Thursday, January 12, 2012

GULP Exam: What are they wearing?

A reader sent it in these:

Please, please, please, tell me what the acolytes are wearing.

Please don't tell me it is a hybrid of a dalmatic and an alb.

We all have heard and seen a Chasu-Alb, the white designless chasuble that has become a staple in the Philippines.


PS: I don't know where this was held.  As you can also see, the photos are copyrighted and I do not claim ownership of these photos.  I think this looks like a Holy Thursday procession.  You can see the two "apostles" in the last photo.  Ain't the MC in the last photo look a bit stiff?  :D


  1. Ow. I thought kami lang. We are also wearing some sort of a "hybrid" between a cassock and alb, which is laced in "gold". Then we wear it with the surplice, also laced with the same material. So its like wearing the alb under the surplice. I can't really voice this out in the parish, and it seems priests don't really care or worse, they don't know. Please pray that this we wear will be changed soon.

  2. Why do they want to be innovative w/o regard of proper and right vestments?

  3. The proper vestment for the acolytes is a cassock and surplice.

  4. That one looks like a Plain Sticharion hhmmm wait a minute are they Greek Catholics???!!!! Blaughhkkk i am trying to stop getting choked on this one

  5. I believe these are "Tunicle".

    The tunicle is the garment of a "subdeacon", atop the alb, at the celebraion of the High Mass.
    This garment is found in the Roman Catholic, Anglican and Old Catholic traditions.

    Gernerally, nowadays, there is very little difference between the tunicle and the dalmatic.

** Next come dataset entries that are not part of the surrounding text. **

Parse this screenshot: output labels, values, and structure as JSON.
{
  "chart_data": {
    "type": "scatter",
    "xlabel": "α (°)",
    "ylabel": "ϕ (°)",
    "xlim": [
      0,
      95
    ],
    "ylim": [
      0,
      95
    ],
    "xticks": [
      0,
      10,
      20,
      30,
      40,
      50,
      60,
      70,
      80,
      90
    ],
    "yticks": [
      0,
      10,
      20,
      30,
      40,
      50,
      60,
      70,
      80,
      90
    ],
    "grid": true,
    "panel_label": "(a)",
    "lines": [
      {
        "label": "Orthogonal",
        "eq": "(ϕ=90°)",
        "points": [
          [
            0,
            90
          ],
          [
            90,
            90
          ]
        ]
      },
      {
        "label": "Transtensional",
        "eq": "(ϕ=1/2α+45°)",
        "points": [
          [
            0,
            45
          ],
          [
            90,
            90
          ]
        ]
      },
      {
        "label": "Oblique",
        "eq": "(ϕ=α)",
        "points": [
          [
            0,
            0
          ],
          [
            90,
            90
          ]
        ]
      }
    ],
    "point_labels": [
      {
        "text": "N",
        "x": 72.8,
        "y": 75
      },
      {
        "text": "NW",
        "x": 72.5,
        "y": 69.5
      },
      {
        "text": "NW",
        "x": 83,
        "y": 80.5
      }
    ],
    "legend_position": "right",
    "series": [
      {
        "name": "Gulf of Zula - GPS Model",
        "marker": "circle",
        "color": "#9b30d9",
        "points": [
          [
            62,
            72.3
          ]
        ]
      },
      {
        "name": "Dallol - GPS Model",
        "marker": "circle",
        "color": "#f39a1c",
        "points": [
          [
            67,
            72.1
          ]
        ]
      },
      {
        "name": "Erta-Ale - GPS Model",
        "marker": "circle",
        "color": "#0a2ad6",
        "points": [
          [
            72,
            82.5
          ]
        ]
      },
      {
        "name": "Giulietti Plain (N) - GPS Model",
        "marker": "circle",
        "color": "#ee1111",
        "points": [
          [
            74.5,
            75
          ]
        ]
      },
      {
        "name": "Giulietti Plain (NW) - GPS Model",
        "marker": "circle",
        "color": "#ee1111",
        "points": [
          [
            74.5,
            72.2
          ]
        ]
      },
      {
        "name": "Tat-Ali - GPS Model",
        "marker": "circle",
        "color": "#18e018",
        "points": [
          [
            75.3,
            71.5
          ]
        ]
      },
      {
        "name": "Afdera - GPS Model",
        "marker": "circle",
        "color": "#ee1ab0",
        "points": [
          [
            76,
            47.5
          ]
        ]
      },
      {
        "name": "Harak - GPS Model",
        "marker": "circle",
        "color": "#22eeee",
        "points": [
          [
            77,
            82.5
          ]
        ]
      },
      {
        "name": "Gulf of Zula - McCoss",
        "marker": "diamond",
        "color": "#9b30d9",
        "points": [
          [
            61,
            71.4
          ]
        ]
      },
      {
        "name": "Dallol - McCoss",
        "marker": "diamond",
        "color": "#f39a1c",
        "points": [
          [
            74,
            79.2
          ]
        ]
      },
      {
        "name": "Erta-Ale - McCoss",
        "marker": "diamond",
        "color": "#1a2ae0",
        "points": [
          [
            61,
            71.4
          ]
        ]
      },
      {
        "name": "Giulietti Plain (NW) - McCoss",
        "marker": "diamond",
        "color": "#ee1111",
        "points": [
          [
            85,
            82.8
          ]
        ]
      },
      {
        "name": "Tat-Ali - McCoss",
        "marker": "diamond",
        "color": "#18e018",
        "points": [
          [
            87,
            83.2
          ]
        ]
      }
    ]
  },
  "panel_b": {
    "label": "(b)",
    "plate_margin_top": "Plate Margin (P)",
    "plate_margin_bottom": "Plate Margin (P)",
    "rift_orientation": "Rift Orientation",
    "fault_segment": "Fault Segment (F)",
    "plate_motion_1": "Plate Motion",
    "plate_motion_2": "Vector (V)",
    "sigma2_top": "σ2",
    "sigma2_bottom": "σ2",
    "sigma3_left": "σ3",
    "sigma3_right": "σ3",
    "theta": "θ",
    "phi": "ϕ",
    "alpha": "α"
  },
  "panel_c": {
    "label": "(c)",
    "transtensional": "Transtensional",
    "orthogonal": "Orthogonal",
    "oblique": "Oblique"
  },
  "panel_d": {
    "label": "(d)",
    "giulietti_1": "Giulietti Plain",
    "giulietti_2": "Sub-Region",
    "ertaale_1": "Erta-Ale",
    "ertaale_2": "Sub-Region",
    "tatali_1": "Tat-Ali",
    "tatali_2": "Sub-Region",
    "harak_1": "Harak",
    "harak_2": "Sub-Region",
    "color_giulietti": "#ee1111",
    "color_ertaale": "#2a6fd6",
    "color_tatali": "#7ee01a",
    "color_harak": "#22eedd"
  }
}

Originally they were distinct items, but by the 17th century the two became identical, though a tunicle is often less ornamented than a dalmatic, the main difference often being only one horizontal stripe on a tunicle versus the two on a dalmatic.

    Today, the tunicle is rarely used in the Roman Catholic tradition and seen only on certain authorized clerical societies (such as the Priestly Fraternity of St. Peter) that observed the function of subdeacons.

    In some churches the tunicle is still used by the person acting as the Sub-Deacon of the High Mass. He may be a consecrated brother, a seminarian or a suitable authorised lay person such as an Acolyte (only those who are to assist the Priest or Deacon during the following: holding the Book of Gospels while the deacon sang the Gospel, carrying the Book of Gospels back to the celebrant after the deacon has sung the gospel [note that the deacon carries the book in the Gospel procession to the place where the gospel is proclaimed] and assisting the priest or deacon in setting and clearing the altar), the Reader [if he is to sing the readings] and the Crucifer (only on certain occasions such as Palm Sunday, requiems and Holy Saturday).

    The Candle Bearers, Thurifers and other Altar Servers wears the server's cassock w/ surplice.

    If a bishop or a cardinal celebrates the High Mass (with mitre and crosier), two altar servers are designated to hold the mitre and the crosier, and present them at the appropriate times to him. They are always near the bishop/cardinal and seated closely to where he is. These two wears the server's cassock, surplice and vimpas (similar to that of the Humeral veil but less ornate).